SINGAPORE — How do women entrepreneurs and mums find the time, energy, and focus to straddle motherhood and entrepreneurship at the same time?
Yahoo Finance Singapore spoke to six Singapore mothers who run their own businesses – some of whom have been featured on Yahoo Finance Singapore's Money Choice series – and asked for their insights on how they balance the various aspects of their lives.
Here's what they had to say:
Rhonda Wong, co-founder and CEO of prop-tech company Ohmyhome
"We are mums, wives, daughters, sisters, friends, bosses, and teammates. There are many roles that we play, and we have to be comfortable and aware of the path that we have chosen. Time is the most precious commodity that equalises everyone, no one has more or less each day.
Therefore, how we choose to spend time has to be intentional. I check my calendar regularly, especially before the start of the week or day. When that decision is made, staying focused is key, whether at work, with children or in any other roles, so that we are fully present during the times we have chosen to be present.
I miss my kids too but to be quite honest, when I am fully focused at work, I don't actually have the time to think of my kids. When work is meaningful, exciting and often full of challenges, it consumes me during those hours. But once it's time for kids, they have me 100 per cent. Same for my parents, husband and anyone I choose to spend time with."
Rachel Lim, co-founder of clothing line Love, Bonito
"Raising a child truly takes a village, and one key thing I have learned is not to be afraid to ask for help at home or at work.
There are resources available at home, within the community and at work to accompany you in your own journey of parenting."
Lynsey Lim, co-founder and director of natural skincare brand Handmade Heroes
"Every little bit of interaction can make a big difference; squeeze in a chat or play before and after work. Bond with your children in ways that make sense for your family and lifestyle.
There's no right or wrong way, as long as it's quality time together."
Jasmin Tay, founder of beauty salon Perky Lash
"I think it is really important to learn to draw the line between your personal life and work. We need to really stop working when we are back at home to fulfil other roles as a wife and mother.
I used to say this a lot to my kids, "Mummy is working, please wait a while" in the early days of my business. One day, my kids were playing – they love to act and imitate the adults – and they said "Mummy always say, "wait, wait, wait".

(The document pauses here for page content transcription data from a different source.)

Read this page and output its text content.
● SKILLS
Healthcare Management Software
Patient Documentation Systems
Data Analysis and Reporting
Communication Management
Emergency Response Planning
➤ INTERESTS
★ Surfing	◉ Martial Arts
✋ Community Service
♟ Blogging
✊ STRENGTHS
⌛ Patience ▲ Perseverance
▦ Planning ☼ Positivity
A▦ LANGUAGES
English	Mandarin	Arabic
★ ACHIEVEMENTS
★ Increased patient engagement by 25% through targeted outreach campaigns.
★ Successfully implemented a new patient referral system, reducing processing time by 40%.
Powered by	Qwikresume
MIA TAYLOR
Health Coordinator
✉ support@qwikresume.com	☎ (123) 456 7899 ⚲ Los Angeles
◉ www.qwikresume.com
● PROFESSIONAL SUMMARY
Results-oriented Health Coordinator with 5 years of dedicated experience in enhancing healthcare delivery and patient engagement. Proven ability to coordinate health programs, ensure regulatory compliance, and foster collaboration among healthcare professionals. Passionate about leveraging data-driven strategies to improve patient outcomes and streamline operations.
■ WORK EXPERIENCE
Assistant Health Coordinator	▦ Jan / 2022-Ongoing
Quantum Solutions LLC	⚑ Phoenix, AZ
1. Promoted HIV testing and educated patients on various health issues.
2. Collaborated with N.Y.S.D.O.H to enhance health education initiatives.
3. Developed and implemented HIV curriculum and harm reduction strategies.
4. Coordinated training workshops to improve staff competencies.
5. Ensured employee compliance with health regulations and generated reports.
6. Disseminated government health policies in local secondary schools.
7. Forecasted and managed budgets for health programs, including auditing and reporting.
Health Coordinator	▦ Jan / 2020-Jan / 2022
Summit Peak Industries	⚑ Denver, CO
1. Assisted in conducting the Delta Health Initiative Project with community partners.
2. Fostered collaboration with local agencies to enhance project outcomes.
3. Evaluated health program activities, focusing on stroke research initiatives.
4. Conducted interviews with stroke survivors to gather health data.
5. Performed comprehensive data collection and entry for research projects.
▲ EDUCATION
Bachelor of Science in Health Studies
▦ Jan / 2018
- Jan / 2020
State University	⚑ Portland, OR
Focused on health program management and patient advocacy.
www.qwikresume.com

That struck me at that moment, and I realised how guilty I felt to keep rejecting them. It could be just something that happened in school that they wanted to share with me or spend time together, but I did not fulfil that.
Now, I make sure that I am off work by 9pm when the shop closes, then rush home to accompany them for bedtime at 10pm. We will read storybooks and share what happened during the day. This is our we-time together, and I treasure it a lot.
Through my years of building my career, I have also learnt to trust and delegate tasks to my team. This way, it helps reduce stress so I can focus on doing what I do best and manage my workload more effectively. With a happier mood, I can enjoy my time with my family and children better."
Viveka Kalidasan, founder of semiconductor startup accelerator Let-Lab Singapore
"I believe in work-life balance. When people talk about prioritising, I talk about meticulous planning. Building a startup accelerator from scratch, through pregnancy and maternity, in a hyper male-dominated industry 4.0 manufacturing space, as a solo woman, was a challenge I took on with utmost pleasure.
I plan my day very well, to cater to my baby's needs and my job's needs. I have a family that supports me through thick and thin. I ensure the ecosystem supports me. If there is no support, I create it, so as to deliver my best. Passion and planning are what I vouch for."
Pamela Lim, co-founder of hair spa TwoHerbs
"There is no perfect formula to balance work and family, especially with schooling children. We can only try to be in equilibrium every day.
One thing that I do is that I cut off work and (the use of the) phone totally to give my kids 100 per cent attention – even for a short 30 minutes to a couple of hours – every day.
That's when I really look at their faces, talk to them, listen to them and really do what they are doing. I will make my presence felt during these precious moments."